Garlic is one of the ingredients that families keep on hand every day. Many families buy garlic in large quantities and save the ones they cannot finish. However, the germination conditions of garlic are very low. It is easy for garlic to germinate in a short period of time in a humid kitchen, which will affect its edibility. Because after garlic sprouts, its pungent taste will be destroyed, making garlic taste bland and less attractive to people. Can sprouted garlic be eaten?

Garlic contains some natural antioxidants that can help us resist aging. The external manifestation is that it can keep the skin young and less likely to develop wrinkles and spots.

Whether sprouted garlic can be eaten depends on the specific situation. If the garlic is moldy and has begun to change color, it must not be eaten.

However, if the normal green sprouts come out, then it can be eaten normally, and the nutritional value is higher than that of unsprouted garlic, so you can eat it with confidence.

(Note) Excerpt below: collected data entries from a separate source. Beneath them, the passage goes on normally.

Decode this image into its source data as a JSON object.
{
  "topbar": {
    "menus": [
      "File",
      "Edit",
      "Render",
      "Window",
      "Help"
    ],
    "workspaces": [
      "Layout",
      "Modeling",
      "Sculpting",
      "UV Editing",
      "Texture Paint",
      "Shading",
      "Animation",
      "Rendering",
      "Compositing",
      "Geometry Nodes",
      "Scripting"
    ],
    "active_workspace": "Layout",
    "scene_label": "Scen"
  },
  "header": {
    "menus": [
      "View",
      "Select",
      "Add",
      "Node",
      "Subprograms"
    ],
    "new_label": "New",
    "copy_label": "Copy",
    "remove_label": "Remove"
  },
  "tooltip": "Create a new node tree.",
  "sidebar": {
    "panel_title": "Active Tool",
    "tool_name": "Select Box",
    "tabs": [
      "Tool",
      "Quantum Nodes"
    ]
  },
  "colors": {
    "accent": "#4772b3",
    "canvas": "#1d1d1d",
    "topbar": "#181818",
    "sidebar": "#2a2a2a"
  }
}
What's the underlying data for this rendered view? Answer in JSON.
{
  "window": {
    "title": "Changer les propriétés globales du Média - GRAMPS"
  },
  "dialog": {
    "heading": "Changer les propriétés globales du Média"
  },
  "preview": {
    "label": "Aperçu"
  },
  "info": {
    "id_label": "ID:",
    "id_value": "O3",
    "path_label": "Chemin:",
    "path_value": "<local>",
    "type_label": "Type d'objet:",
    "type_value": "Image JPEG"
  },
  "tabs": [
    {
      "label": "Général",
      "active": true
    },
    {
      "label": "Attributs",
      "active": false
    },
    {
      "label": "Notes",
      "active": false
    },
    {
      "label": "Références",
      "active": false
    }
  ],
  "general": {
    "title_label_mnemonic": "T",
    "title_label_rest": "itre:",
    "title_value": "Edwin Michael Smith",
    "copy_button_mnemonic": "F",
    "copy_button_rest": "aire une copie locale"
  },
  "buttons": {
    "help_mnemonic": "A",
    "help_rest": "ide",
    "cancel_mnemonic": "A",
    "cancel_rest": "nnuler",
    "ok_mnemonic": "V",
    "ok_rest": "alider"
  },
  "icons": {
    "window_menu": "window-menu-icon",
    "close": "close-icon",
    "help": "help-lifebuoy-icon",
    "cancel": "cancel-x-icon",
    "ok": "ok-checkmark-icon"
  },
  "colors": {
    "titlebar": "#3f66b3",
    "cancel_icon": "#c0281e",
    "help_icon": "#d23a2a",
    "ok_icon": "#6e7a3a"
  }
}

When you peel the sprouted garlic, you will see green garlic shoots in the middle. When the green shoots grow out of the garlic cloves, they become green leafy vegetables such as garlic sprouts. If you place garlic sprouts in a plate with water, it will not only bring the beauty of green plants to the kitchen, but also can be used as a seasoning instead of chopped green onions.

Plant the garlic seedlings in the soil and let them grow. When the leaves grow up, they are called green garlic. People who are not used to eating garlic cloves can eat garlic sprouts directly. The vitamin content of garlic sprouts exceeds that of garlic cloves and they also have certain bactericidal ability.

After garlic seeds are harvested, the dormant period is generally 2-3 months. After the dormant period, under suitable temperatures (5-18°C), the garlic seeds will quickly germinate and grow leaves, consuming the nutrients in the stems. Whether it is green garlic, garlic stems or garlic cloves, no toxic substances will be produced during the transition process of various growth stages.

Sprouted garlic contains more heart-healthy antioxidants than freshly cut garlic, according to new research. The antioxidant activity in sprouted garlic is stronger than that in fresh garlic, and sprouted garlic also contains different metabolites.